Blogging for a Good Book

The Graveyard Book, Volume 1 by Neil Gaiman

Blogging for a Good Book - Fri, 2015-04-10 01:01

The Graveyard Book was originally published as a novel in 2008 to a flurry of well-deserved praise, eventually earning the Newbery Medal, Carnegie Medal, and Hugo award. The story follows a boy named Nobody Owens, nicknamed Bod, who, as a very young child, flees to a graveyard after his parents are murdered by a man named Jack. The ghosts, after a heated discussion, extend to Bod the Freedom of the Graveyard, which protects him and allows him to interact freely with the dead. Of course, there is a limit to what a ghost can do, so Bod is assigned a Guardian, named Silas, who is neither living nor dead, and who can go out into the world of the living and procure the supplies that the boy needs. He begins his new life amongst the stones and tombs, protected from harm as Jack continues to search for his missing victim.

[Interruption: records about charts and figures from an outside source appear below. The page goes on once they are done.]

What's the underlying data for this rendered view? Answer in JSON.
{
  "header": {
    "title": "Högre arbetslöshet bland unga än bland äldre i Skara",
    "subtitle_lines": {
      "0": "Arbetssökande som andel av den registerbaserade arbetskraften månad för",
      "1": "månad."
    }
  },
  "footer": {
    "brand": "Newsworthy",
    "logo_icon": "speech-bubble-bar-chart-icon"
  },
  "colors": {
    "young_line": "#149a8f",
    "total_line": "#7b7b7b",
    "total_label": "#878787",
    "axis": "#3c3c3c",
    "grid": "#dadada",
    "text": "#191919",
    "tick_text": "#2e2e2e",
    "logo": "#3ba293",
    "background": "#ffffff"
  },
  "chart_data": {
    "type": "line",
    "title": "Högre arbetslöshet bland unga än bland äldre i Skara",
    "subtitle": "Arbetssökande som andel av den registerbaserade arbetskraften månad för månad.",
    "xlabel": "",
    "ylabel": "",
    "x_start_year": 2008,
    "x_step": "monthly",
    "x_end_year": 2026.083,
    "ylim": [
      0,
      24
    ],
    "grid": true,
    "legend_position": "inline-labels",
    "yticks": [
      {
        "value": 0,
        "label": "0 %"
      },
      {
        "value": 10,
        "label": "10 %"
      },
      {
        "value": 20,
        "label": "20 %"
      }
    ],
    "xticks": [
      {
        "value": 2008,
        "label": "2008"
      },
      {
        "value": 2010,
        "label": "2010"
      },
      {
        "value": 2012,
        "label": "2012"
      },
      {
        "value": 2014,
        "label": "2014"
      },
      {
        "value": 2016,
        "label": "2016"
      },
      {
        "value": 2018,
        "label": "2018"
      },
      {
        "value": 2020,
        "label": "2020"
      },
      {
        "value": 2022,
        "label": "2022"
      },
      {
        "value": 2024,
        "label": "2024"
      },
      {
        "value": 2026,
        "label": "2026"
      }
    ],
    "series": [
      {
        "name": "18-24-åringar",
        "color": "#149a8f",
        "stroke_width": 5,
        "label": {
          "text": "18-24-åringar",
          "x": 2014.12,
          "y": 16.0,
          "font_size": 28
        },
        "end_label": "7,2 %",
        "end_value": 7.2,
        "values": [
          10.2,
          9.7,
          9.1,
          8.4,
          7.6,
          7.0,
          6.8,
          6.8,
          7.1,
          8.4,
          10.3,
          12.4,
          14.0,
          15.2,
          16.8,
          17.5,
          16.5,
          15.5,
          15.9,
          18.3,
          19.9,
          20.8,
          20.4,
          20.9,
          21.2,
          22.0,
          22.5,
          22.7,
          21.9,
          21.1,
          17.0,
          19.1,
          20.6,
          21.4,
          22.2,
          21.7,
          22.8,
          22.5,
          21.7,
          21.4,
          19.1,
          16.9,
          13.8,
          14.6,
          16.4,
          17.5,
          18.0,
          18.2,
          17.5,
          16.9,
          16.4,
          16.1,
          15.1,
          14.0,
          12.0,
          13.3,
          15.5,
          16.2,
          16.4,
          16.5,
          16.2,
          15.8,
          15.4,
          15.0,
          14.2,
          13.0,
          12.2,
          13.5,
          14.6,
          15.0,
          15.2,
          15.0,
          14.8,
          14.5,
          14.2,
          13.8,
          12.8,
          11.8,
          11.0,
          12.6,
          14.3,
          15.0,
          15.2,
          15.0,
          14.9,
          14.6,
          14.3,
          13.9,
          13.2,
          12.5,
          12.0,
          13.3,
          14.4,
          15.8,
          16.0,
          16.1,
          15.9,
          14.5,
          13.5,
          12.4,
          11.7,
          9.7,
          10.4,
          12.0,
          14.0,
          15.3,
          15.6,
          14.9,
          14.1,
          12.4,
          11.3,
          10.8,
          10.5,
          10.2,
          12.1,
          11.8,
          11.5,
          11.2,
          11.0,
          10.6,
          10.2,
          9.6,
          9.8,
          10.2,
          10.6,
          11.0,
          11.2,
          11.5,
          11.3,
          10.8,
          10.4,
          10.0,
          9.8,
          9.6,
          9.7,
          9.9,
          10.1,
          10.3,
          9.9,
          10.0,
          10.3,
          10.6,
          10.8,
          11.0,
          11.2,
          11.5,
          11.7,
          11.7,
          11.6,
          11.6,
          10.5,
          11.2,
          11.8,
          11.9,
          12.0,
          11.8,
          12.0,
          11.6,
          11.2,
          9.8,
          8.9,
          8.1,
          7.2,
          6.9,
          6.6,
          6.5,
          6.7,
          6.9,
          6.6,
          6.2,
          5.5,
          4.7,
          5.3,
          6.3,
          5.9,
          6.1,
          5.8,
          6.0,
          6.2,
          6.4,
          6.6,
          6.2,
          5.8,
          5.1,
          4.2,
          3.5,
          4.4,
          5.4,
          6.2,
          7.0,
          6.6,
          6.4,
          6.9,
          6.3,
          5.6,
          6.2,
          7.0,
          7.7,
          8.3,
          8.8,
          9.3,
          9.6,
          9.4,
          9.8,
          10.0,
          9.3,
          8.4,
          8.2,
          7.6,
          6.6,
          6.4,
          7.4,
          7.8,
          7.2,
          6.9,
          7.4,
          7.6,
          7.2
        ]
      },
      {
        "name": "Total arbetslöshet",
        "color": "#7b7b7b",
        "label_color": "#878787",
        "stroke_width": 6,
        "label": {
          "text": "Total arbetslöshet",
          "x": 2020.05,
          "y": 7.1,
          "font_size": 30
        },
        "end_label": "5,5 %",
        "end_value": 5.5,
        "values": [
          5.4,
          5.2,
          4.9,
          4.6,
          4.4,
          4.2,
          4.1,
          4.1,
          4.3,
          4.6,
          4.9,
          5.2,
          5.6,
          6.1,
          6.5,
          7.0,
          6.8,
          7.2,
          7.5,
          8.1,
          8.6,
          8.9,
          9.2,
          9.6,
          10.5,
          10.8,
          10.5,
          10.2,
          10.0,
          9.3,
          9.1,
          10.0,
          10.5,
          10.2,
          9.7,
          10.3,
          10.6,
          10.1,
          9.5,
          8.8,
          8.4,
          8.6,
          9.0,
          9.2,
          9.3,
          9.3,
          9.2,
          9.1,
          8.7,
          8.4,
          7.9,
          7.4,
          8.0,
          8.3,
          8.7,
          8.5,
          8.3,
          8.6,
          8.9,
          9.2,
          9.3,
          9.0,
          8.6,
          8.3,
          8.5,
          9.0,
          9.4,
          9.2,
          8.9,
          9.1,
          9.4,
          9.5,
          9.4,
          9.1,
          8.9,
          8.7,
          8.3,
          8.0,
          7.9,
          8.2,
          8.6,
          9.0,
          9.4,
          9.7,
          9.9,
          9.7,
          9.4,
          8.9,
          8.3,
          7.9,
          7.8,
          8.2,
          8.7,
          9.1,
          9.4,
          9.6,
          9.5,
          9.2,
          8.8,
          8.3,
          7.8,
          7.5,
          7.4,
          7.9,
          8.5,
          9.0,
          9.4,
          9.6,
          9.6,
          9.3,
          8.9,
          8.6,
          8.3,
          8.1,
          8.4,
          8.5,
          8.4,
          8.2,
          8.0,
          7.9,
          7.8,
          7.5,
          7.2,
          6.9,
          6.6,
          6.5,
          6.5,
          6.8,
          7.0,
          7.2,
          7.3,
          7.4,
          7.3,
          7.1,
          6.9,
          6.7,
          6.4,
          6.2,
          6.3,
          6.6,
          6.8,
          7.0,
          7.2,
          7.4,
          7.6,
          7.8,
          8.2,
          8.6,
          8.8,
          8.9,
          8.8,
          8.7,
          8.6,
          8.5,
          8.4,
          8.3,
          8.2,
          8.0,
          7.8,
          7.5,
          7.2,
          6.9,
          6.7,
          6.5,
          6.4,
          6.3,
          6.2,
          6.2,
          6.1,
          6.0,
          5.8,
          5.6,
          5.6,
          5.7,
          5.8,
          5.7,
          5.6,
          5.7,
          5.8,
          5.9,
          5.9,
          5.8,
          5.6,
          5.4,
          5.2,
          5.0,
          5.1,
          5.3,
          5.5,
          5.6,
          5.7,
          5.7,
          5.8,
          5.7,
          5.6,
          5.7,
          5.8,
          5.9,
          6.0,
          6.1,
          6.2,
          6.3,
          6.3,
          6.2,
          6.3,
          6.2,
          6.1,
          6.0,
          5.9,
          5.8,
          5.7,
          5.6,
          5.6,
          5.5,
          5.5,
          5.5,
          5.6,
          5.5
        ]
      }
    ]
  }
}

The story is wistful and haunting. The reader feels the great loss that Bod has experienced, yet he is himself too young to understand it fully. It’s not that the ghosts make bad parents; it’s just that a bit of emptiness haunts the margins of the book: the reader’s knowledge of the family life and friends that this little boy has been denied by virtue of his situation. This sense of longing can’t easily be shrugged off. Even leaving the graveyard puts him in serious risk, as the killer Jack can reach him if he wanders outside the gates.

The novel has been adapted by P. Craig Russell, who has won Harvey and Eisner awards for other projects, and who also created a exceptional graphic adaptation of a previous Gaiman book, Coraline. In this instance, the adaptation was done by Russell, but he only drew one of the chapters himself. Each chapter is done by a different artist, seven in all, and the illustrations are stunning. Sometimes having multiple artists can adversely affect the continuity of the visual storytelling, rending it difficult to recognize a character from one section to the next, but not in this case. Each section is unique, but all of the artists do a remarkable job of capturing the atmosphere of the book.

Recommended for readers of science fiction, horror, and graphic novels. Although the book is marketed as being for young teens, it is appropriate for adult readers as well.